Loosely based on Girish Karnad’s “Flowers” — a monologue which explores a Shaivite priest’s struggle with desire and devotion — Kusum Kusum finds Ujjwal Chattopadhyay at an experimental high. Not only does he give it to a predominantly Shakta character, he weaves a richly layered tapestry where asceticism and eroticism are at loggerheads with a conflict between political and religious authority forming a major undercurrent. Chattopadhyay’s recent concern about the systematic subjugation of feminine principle finds a comrade-in-arms in Abanti Chakraborty. Chakraborty, the first guest director to steer a Chetana production, gives the feminine a physical existence, explores the contrarian forces furthermore, heightens the psychosexual tension by splitting the spatial units, and underlines the dichotomy of abstinence and procreation. At the end of this 50-minute-drama, the priest (Sujan Mukhopadhyay) and the prostitute (Nivedita Mukhopadhyay) sort of merge to form a subversive tool in a climate vitiated by political exploitation of religion. By exploring temple rituals rooted in cultural tradition and socio-political climate of Bengal, and reinterpreting Rabindrasangeet numbers like “Maharaj eki saje” and “Ami jakhan tar duare”, as well as the 18th-century Kamalakanta Bhattacharya composition, “Amaar sadh na mitilo”, Chakraborty lends this drama a distinctive feminist tone.
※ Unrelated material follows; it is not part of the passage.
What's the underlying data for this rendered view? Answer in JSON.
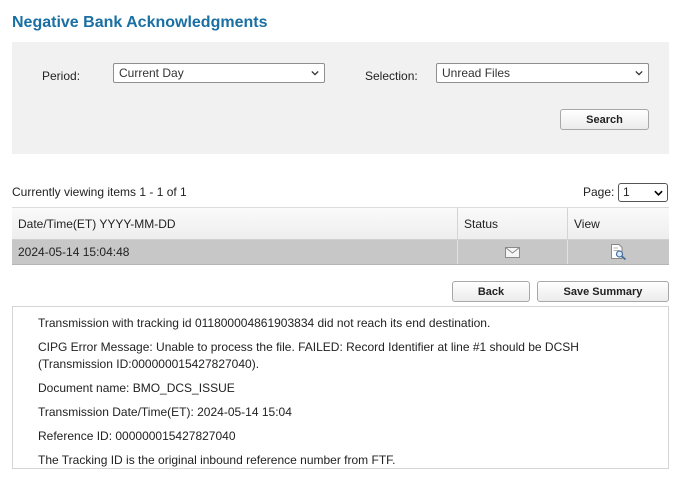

Such hybridization ploys fit the overall mounting of the drama. Prominent use of live music — especially the invigorating beating of the dhak — connects Kusum Kusum to similar situations in Jagannath, a Chetana milestone.
The members of the Mukhopadhyay duo complement each other well on stage and respond spontaneously to Chakraborty's signature designs involving white robes and vermillion. Sujan’s commanding stage presence and singing voice come handy. One would expect a less hurried and more nuanced portrayal at crucial junctures like the one where the priest confronts the king. After all a dramatic monologue needs an audience and vulnerability appeals more.